Why The Cloud's Boosting Nonprofit Security
Cloud technology has been a point of anxiety for nonprofit executives and IT managers since the term hit the main stream with SalesForce's launch in 1999. The anxiety, however, typically has stemmed from a fear of the effectiveness of the cloud’s security. What everyone is beginning to realize is that their anxiety has been entirely misappropriated.
According to recent research conducted by QuoteColo, 94 percent of business managers stated that security has actually improved after adopting cloud applications. According to the same study, another 75% of businesses reported that their service availability improved since moving to the cloud.
94% is an alarming statistic, yet despite these eye opening numbers, there continues to be a bevy of misinformation floating around about the cloud, and more specifically, how secure it really is.
What people don’t realize is IT environments, 99 times out of 100, become even more secure when the cloud’s introduced. The biggest argument against the cloud is that because the cloud user doesn’t own the physical servers, their data is less safe. When in reality, the opposite is true. Here are a few reasons why:
Typically, offsite cloud applications are held to a much higher firewall standard when compared to a private, on-site cloud solution. Why? Think about it. If you’re a cloud provider who’s harboring the data of multiple clients in your servers, ensuring the security of that data is what you’ve built your business on. As a result, your reputation, and your business’s future, rests in the effectiveness of your security.
2. It’s physically secure, too
At the end of the day, having an on-site server merely gives you the illusion of increased security online because you can physically see your hard drives in your office whenever you want.
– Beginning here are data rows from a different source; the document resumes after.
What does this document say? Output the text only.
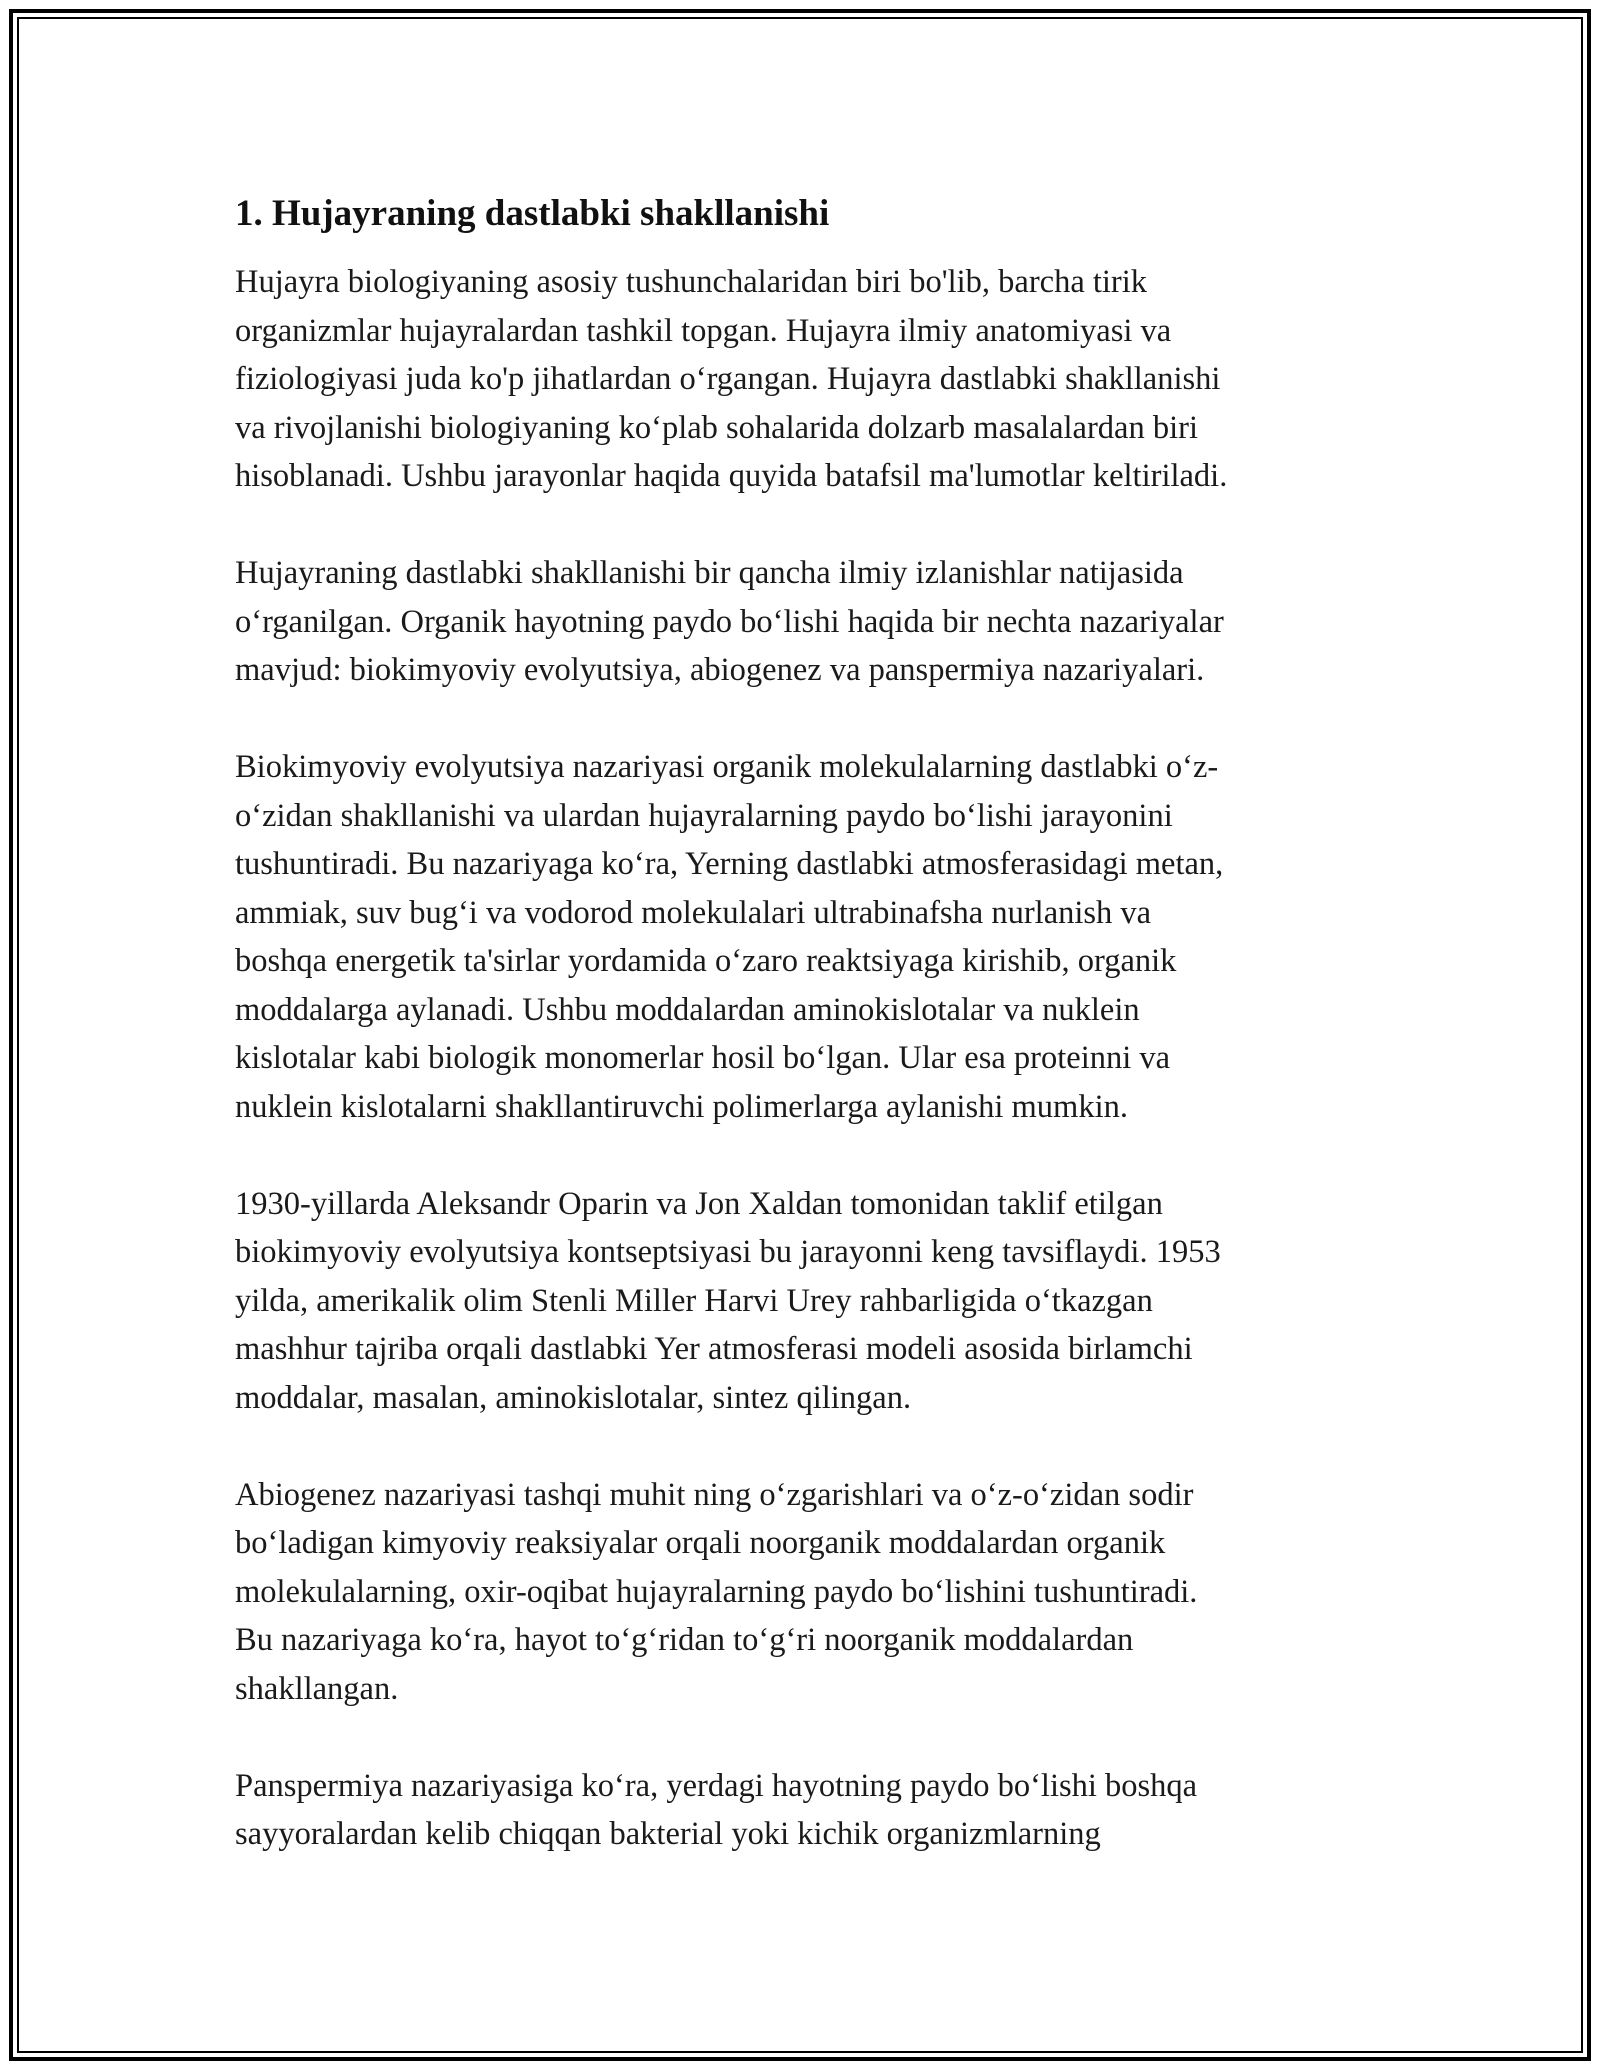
1. Hujayraning dastlabki shakllanishi

Hujayra biologiyaning asosiy tushunchalaridan biri bo'lib, barcha tirik
organizmlar hujayralardan tashkil topgan. Hujayra ilmiy anatomiyasi va
fiziologiyasi juda ko'p jihatlardan oʻrgangan. Hujayra dastlabki shakllanishi
va rivojlanishi biologiyaning koʻplab sohalarida dolzarb masalalardan biri
hisoblanadi. Ushbu jarayonlar haqida quyida batafsil ma'lumotlar keltiriladi.

Hujayraning dastlabki shakllanishi bir qancha ilmiy izlanishlar natijasida
oʻrganilgan. Organik hayotning paydo boʻlishi haqida bir nechta nazariyalar
mavjud: biokimyoviy evolyutsiya, abiogenez va panspermiya nazariyalari.

Biokimyoviy evolyutsiya nazariyasi organik molekulalarning dastlabki oʻz-
oʻzidan shakllanishi va ulardan hujayralarning paydo boʻlishi jarayonini
tushuntiradi. Bu nazariyaga koʻra, Yerning dastlabki atmosferasidagi metan,
ammiak, suv bugʻi va vodorod molekulalari ultrabinafsha nurlanish va
boshqa energetik ta'sirlar yordamida oʻzaro reaktsiyaga kirishib, organik
moddalarga aylanadi. Ushbu moddalardan aminokislotalar va nuklein
kislotalar kabi biologik monomerlar hosil boʻlgan. Ular esa proteinni va
nuklein kislotalarni shakllantiruvchi polimerlarga aylanishi mumkin.

1930-yillarda Aleksandr Oparin va Jon Xaldan tomonidan taklif etilgan
biokimyoviy evolyutsiya kontseptsiyasi bu jarayonni keng tavsiflaydi. 1953
yilda, amerikalik olim Stenli Miller Harvi Urey rahbarligida oʻtkazgan
mashhur tajriba orqali dastlabki Yer atmosferasi modeli asosida birlamchi
moddalar, masalan, aminokislotalar, sintez qilingan.

Abiogenez nazariyasi tashqi muhit ning oʻzgarishlari va oʻz-oʻzidan sodir
boʻladigan kimyoviy reaksiyalar orqali noorganik moddalardan organik
molekulalarning, oxir-oqibat hujayralarning paydo boʻlishini tushuntiradi.
Bu nazariyaga koʻra, hayot toʻgʻridan toʻgʻri noorganik moddalardan
shakllangan.

Panspermiya nazariyasiga koʻra, yerdagi hayotning paydo boʻlishi boshqa
sayyoralardan kelib chiqqan bakterial yoki kichik organizmlarning
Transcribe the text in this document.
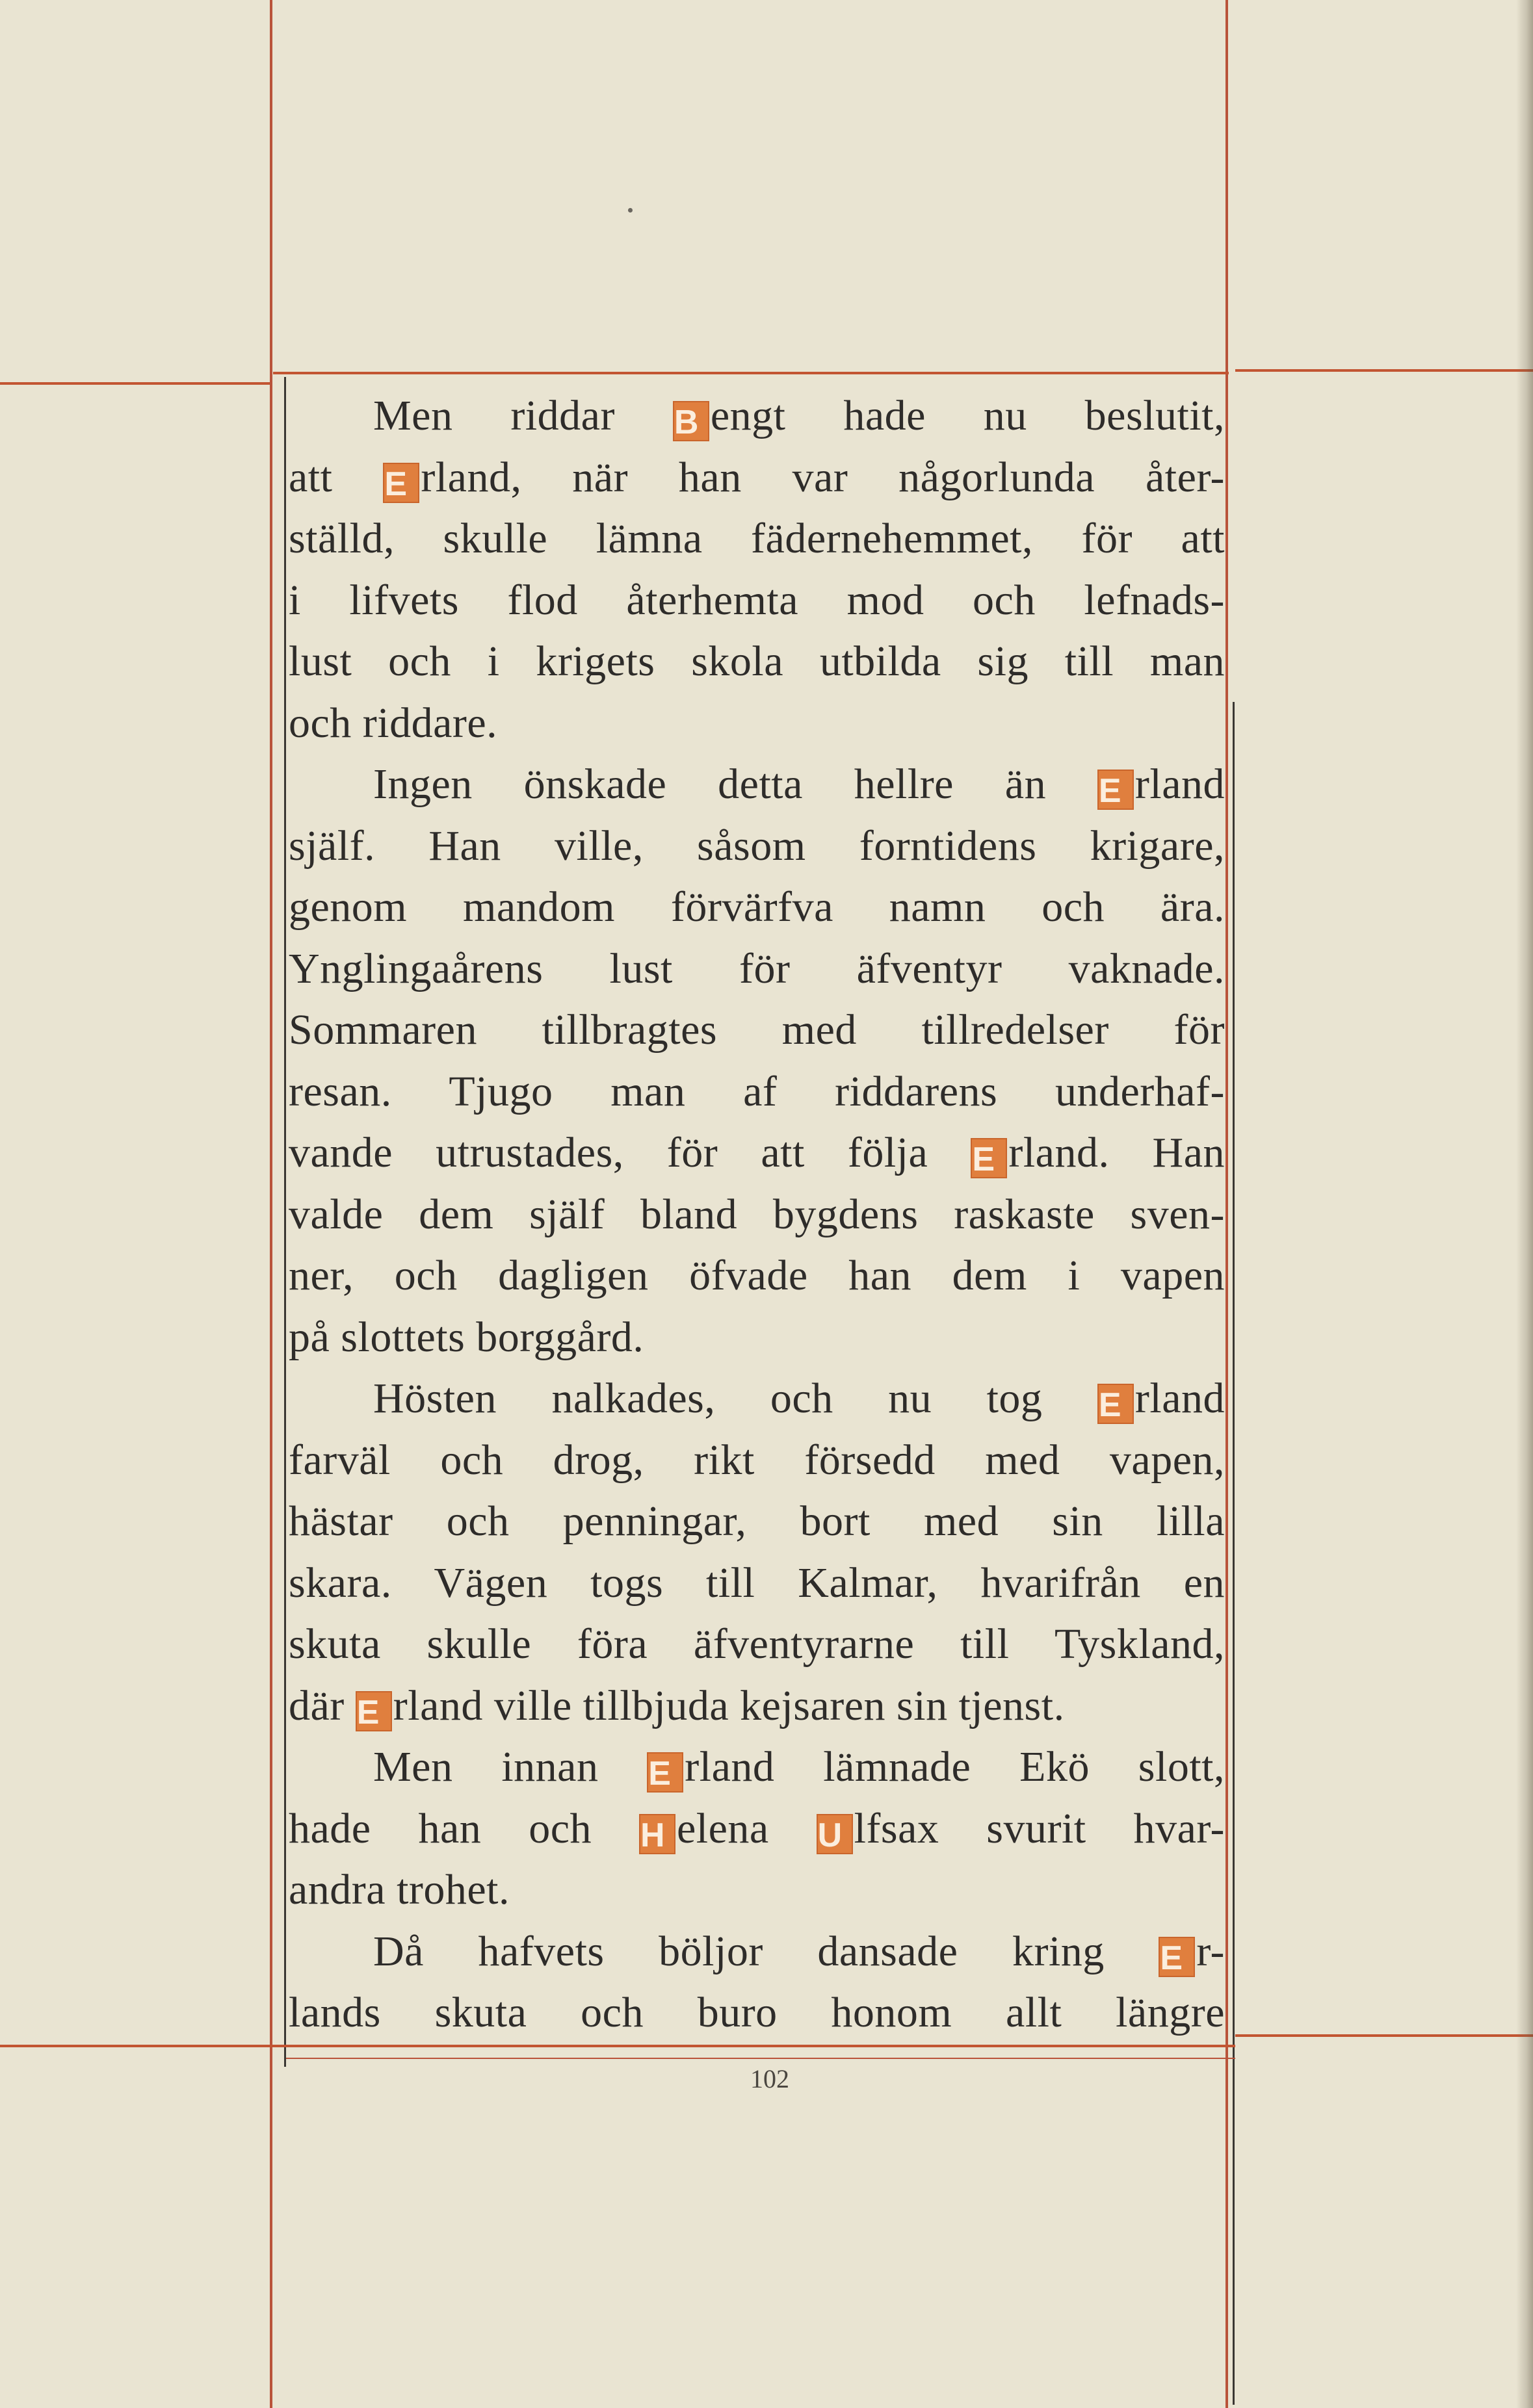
Men riddar B engt hade nu beslutit,
att E rland, när han var någorlunda åter-
ställd, skulle lämna fädernehemmet, för att
i lifvets flod återhemta mod och lefnads-
lust och i krigets skola utbilda sig till man
och riddare.
Ingen önskade detta hellre än E rland
själf. Han ville, såsom forntidens krigare,
genom mandom förvärfva namn och ära.
Ynglingaårens lust för äfventyr vaknade.
Sommaren tillbragtes med tillredelser för
resan. Tjugo man af riddarens underhaf-
vande utrustades, för att följa E rland. Han
valde dem själf bland bygdens raskaste sven-
ner, och dagligen öfvade han dem i vapen
på slottets borggård.
Hösten nalkades, och nu tog E rland
farväl och drog, rikt försedd med vapen,
hästar och penningar, bort med sin lilla
skara. Vägen togs till Kalmar, hvarifrån en
skuta skulle föra äfventyrarne till Tyskland,
där E rland ville tillbjuda kejsaren sin tjenst.
Men innan E rland lämnade Ekö slott,
hade han och H elena U lfsax svurit hvar-
andra trohet.
Då hafvets böljor dansade kring E r-
lands skuta och buro honom allt längre
102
However, while the majority of security breaches that are covered in the news are cyber attacks, a lot of the smaller data breaches are from negligent or even disgruntled employees. At larger data facilities the number of physical bodies who are allowed to go near and interface with your data is extremely limited.
Think about your on-site server. How many of your employees can walk right up to your server? Or how many times do your employees have to squeeze past it to get new ink for the printers.
3. Threat assessment models
A threat assessment model will identify potential cracks in a cloud application’s security, and automatically work to break those security measures, effectively making the cloud’s security stronger.
At the end of the day, the physical locations of the information, data, and servers has no bearing on the security of your cloud environment. Instead of focusing on that, whether you’re migrating to a new cloud environment, or implementing one at your nonprofit for the first time, ensure you’re paying close attention to access protocols, testable firewalls and your physical access to data.